- Born: November 27, 1902 Vienna, Austria
- Died: 1969 (aged 66–67) Nashville, Tennessee
- Education: Academy of Fine Arts Vienna University of Vienna University of Cologne
- Occupation: Painter
- Spouse: Herthe Marie

= Eugene Biel-Bienne =

Austrian-American painter

Eugene Biel-Bienne (1902–1969) was an Austrian painter who spent most of his career in the United States..

==Biography==

===Early life===
Eugene Biel-Bienne was born as Egon V. Biel on November 27, 1902, in Vienna, Austria. His father served as the Austrian Ambassador to Japan. He was raised as a Catholic. He was educated at the Academy of Fine Arts Vienna, the University of Vienna and the University of Cologne, where he received a PhD in Art History.

===Career===
He started his career as a painter in Paris, France, where he became associated with the School of Paris in the 1930s. He also associated himself with the existentialist philosopher Paul Tillich (1886–1965), and he became interested in the psychoanalytic findings of Sigmund Freud (1856-1939) and the expressionist music of Arnold Schoenberg (1874–1951). In 1936, he had his first solo exhibition at the Wildenstein Institute in Paris.

He served with the French army during the Second World War. He was critical of the Nazis on French radio and drew disparaging caricatures of their leadership. When they invaded France, he moved to the South of France, where he joined the French resistance. During that time, he received stipends from the American Guild for German Cultural Freedom and from Quakers.
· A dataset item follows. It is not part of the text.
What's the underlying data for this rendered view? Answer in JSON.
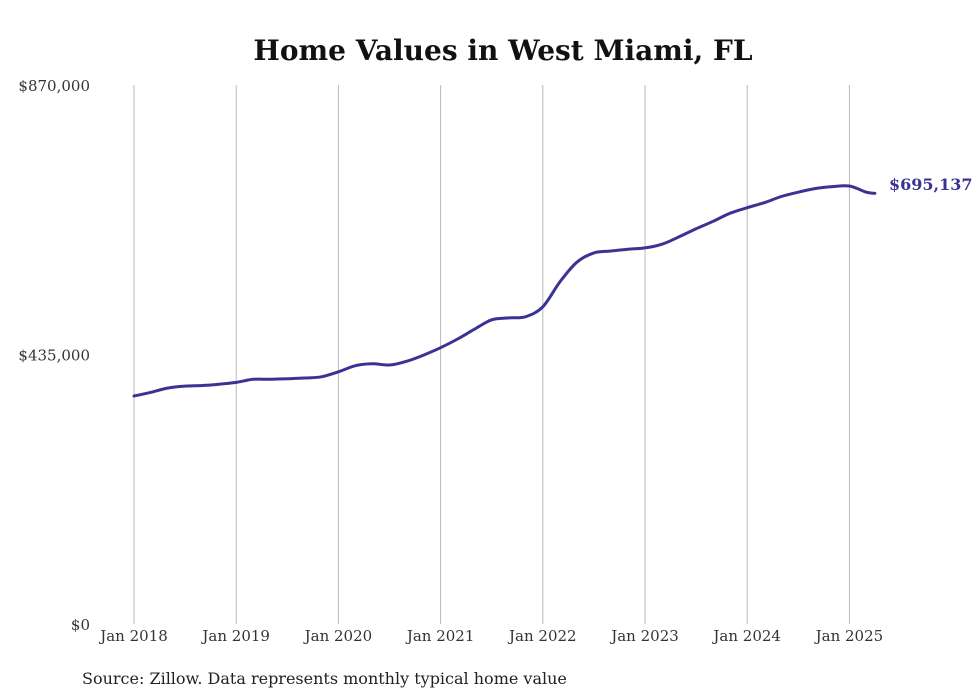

Marie Norton Harriman, wife of W. Averell Harriman (1891-1986) and director of the Marie Harriman Gallery in New York City, helped him and his wife be evacuated from France. Thanks to her help, the couple arrived in New York City in 1942. Once in New York, he was patronised by Baroness Hilla von Rebay (1890-1967), also a painter and the mistress of Solomon R. Guggenheim (1861-1949). He taught at Fordham University, Parsons The New School for Design and The New School for Social Research. Meanwhile, he also exhibited his paintings at the Solomon R. Guggenheim Museum and the Wehe Gallery. He also exhibited at the Pennsylvania Academy of the Fine Arts in Philadelphia, Pennsylvania.

From 1954 to 1956, he lived in Caracas, Venezuela, where his sister-in-law lived, and he exhibited his paintings in the Museo de Arte Contemporáneo. He moved back to the US and served as the Director of the French-American Art Institute in Washington, D.C., from 1956 to 1959. That year, after his wife died, he moved to Nashville, Tennessee, and joined the Department of Fine Arts in the College of Arts and Science at Vanderbilt University as a faculty member and taught drawing and painting. The department chair, Walter Sharp had hired Biel-Bienne and was an enthusiastic supporter. However, when Sharp retired, Biel-Bienne lost support and the new director fired him. ref name="visualtheology"/> He also sided with Gordon D. Kaufman (1925-2011), who was teaching at the Vanderbilt University Divinity School, to support African-American activist James Lawson, who was expelled from the Vanderbilt campus in 1960. Meanwhile, he continued to produce paintings, and exhibited at the Cheekwood Botanical Garden and Museum of Art, the Parthenon and the Vanderbilt Art Gallery. However, he was fired by Vanderbilt University in 1963, though he stayed in his one-bedroom apartment close to campus overlooking the Centennial Park until he died six years later. Paul Harmon, another painter from Nashville, inherited the executorship of his estate.

Some of his paintings are exhibited in the Smithsonian American Art Museum in Washington, D.C. Others can be found in the Musée National d'Art Moderne in Paris, the National Gallery in Berlin, the Victoria and Albert Museum in London, and the Cheekwood Botanical Garden and Museum of Art in Nashville.

===Personal life===
He was married to Herthe Marie. She was Jewish. During the Second World War, her car was strafed, leaving her disabled. She died ten years before he did, in 1959, while they were living in Washington, D.C.

He died in 1969 in Nashville.

==Selected paintings==
- The Little Round Table (Smithsonian American Art Museum, Washington, D.C., 1950).
- Dancer (Smithsonian American Art Museum, Washington, D.C., 1956).
- Après la Visite de la Mort (1959).
- The Mockery of Christ (Vanderbilt University Divinity School, 1963).